The belatedly released Sandy and The Strawbs album from 1973 (originally recorded in 1967), titled All Our Own Work, helps to answer a lot of questions including how the Strawbs, minus Sandy, ended up with a recording contract with A&M records. Well, that's because the A&M bosses heard the unreleased Sandy and The Strawbs material and it was that that they were expecting when they signed the band. Even after learning that Denny had left to join Fairport Convention, A&M advanced the remaining Strawbs $30,000 USD (about $230,000 dollars in modern terms) in which to produce their debut album. Without Denny's ability to blow an orchestra off a stage, the remaining Strawbs, Dave Cousins, Tony Hooper and Ron Chesterman, proceeded to do just the opposite of that. Orchestrate the songs with all kinds of classical instruments from strings to flugelhorns.

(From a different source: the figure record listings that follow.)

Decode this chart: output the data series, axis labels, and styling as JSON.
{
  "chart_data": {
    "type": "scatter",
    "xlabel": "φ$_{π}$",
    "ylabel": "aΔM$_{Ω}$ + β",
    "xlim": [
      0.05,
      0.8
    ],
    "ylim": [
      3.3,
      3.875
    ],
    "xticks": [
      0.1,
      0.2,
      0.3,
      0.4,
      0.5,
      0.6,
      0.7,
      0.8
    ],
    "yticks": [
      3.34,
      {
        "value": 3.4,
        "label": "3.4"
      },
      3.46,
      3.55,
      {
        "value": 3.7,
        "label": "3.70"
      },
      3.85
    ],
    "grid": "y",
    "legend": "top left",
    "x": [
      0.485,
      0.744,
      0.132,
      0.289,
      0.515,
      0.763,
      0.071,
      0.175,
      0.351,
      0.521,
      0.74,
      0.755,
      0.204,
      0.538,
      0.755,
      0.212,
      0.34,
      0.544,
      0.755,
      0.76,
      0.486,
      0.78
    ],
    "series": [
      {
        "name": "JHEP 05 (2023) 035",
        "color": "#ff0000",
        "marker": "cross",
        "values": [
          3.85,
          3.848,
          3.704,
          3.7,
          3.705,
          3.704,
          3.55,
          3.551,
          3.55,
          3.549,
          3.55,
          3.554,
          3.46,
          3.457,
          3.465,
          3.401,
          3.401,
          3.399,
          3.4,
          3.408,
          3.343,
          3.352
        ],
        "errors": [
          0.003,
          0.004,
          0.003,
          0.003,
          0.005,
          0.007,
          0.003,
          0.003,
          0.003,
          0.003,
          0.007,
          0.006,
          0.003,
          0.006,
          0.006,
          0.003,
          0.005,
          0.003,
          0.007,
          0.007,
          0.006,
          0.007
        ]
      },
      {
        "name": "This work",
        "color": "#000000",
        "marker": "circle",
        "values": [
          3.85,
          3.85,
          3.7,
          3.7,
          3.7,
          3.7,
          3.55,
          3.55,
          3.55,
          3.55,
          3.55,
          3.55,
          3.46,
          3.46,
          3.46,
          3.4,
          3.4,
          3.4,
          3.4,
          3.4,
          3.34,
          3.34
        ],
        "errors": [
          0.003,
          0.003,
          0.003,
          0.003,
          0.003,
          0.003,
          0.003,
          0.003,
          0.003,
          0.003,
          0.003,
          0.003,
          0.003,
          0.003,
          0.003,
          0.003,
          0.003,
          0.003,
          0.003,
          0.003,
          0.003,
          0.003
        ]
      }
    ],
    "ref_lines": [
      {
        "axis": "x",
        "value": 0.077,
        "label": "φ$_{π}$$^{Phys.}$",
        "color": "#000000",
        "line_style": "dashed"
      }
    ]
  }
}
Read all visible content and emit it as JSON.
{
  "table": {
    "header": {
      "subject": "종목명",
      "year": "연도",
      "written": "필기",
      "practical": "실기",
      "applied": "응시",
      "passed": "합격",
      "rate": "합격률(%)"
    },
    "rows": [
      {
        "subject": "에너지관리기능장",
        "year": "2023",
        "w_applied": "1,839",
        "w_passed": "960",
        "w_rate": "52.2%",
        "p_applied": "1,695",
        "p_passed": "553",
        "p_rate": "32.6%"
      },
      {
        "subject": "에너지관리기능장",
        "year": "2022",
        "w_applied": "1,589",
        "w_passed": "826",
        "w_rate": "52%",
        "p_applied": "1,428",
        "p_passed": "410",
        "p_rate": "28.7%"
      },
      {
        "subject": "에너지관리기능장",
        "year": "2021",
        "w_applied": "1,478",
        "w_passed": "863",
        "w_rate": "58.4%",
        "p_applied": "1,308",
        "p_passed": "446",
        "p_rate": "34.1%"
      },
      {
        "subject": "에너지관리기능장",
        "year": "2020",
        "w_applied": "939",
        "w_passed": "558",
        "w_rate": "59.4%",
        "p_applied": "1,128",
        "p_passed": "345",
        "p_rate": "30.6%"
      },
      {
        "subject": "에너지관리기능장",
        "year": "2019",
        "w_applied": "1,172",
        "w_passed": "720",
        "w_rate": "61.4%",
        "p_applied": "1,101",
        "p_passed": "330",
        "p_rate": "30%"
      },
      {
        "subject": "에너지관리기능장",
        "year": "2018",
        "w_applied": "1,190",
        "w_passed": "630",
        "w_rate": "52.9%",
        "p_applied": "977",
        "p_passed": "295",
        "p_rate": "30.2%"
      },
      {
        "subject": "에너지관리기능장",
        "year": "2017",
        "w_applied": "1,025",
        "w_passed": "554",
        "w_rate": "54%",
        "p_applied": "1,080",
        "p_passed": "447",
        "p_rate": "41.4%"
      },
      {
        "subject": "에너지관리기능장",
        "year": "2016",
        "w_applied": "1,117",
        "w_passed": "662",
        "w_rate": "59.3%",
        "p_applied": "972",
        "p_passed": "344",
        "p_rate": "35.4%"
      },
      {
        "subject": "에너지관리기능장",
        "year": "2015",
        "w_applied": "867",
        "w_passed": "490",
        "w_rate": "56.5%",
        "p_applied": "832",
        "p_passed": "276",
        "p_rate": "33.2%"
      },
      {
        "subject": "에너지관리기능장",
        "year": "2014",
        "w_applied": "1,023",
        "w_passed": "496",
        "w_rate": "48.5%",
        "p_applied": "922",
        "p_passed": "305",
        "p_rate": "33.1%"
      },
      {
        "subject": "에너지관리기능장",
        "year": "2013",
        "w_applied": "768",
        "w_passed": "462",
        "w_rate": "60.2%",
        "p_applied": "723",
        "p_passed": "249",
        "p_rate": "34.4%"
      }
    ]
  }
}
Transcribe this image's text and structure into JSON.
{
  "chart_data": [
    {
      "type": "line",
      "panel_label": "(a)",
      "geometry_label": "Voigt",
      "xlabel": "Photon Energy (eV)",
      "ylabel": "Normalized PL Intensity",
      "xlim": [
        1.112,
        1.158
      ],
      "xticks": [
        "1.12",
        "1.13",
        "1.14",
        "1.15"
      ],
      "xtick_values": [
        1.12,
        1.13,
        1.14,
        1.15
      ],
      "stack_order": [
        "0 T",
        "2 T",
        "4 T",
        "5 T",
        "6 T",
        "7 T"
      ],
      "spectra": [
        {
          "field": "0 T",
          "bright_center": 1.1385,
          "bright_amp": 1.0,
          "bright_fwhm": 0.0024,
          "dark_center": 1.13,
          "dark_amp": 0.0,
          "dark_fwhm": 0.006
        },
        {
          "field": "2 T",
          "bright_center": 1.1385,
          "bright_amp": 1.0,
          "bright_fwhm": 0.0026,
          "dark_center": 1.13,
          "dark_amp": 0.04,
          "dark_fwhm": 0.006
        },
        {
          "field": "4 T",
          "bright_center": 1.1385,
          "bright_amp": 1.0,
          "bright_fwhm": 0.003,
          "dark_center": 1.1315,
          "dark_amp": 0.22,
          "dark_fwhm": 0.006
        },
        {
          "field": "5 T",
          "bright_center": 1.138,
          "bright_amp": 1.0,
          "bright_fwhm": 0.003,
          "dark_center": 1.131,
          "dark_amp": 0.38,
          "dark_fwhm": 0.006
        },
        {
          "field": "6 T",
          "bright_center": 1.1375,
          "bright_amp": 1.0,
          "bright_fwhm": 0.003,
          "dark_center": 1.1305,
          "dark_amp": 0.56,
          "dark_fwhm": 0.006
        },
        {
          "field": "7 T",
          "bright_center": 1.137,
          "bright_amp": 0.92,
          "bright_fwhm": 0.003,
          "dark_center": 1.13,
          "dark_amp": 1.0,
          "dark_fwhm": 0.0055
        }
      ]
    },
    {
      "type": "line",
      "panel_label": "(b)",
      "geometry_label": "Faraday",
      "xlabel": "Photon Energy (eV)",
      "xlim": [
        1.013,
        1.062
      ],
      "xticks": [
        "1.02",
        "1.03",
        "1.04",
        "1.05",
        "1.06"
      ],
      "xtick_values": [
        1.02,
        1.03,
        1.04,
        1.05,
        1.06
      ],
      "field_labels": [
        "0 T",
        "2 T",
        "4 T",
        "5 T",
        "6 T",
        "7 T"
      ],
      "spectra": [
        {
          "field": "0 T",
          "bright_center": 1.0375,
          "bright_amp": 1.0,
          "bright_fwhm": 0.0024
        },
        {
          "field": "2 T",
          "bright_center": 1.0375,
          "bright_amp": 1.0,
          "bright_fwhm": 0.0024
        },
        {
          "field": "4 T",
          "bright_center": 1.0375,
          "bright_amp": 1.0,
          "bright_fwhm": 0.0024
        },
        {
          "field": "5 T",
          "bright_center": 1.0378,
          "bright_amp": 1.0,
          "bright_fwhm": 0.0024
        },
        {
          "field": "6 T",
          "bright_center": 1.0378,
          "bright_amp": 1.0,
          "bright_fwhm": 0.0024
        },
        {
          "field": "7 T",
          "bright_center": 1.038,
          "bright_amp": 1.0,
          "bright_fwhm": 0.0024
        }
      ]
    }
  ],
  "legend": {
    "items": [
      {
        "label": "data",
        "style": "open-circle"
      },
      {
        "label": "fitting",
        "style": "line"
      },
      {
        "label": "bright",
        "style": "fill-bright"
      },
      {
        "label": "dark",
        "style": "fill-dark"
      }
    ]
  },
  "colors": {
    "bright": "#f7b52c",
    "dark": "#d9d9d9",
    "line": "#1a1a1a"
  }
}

Not only was this material overproduced, but the inspiration for the orchestrations from the Beatles' milestone album Sgt. Pepper's Lonely Hearts Club had quickly become passé in 1969. Not to mention the Indian sitar, tamboura and tabla instrumentation commonly found on George Harrison's Beatles' songs like Within You and Without You.

But the Strawbs, along with arranger Tony Visconti, plowed full speed ahead and turned much of the Sandy and the Strawbs material into 3rd rate Sgt. Pepper's knockoffs featuring orchestral accompaniment, mystical Indian instrumentation, with even music hall pastiche thrown in and further muddling matters. The result was that A&M told the Strawbs to keep the more organic folk rock tracks such as The Man Who Called Himself Jesus and Where Is This Dream Of Your Youth? and to rerecord the others without the bombast. Or to come up with other songs. And that's what ended up the Strawbs 1969 eponymous debut.

Of A Time was the original album reconstructed by Dave Cousins in an effort to show that the Strawbs had it right to begin with. With farcical overblown songs like Sweetling and Oh Me, Oh My, as just two examples, I can't see Cousins' logic in this argument. Cousins' remarks in the liner notes also states his dissatisfaction with Gus Dudgeun's overproduction of the eponymous debut! Whatever Dave. It seems like a case of comparing oranges to tangerines. In fact, the addition of Oh, How She Changed and The Battle, on the eponymous debut, at east resulted in a decent album worthy of 3 stars, and was a inkling of the band's artistic directions to come.

So, 2 stars for Dave Cousins' wasted efforts on recreating Of A Time. Sometimes it's better to just let sleeping dogs lie. A shame really as the sound quality is quite wonderful as the album was remastered from the original session master tapes.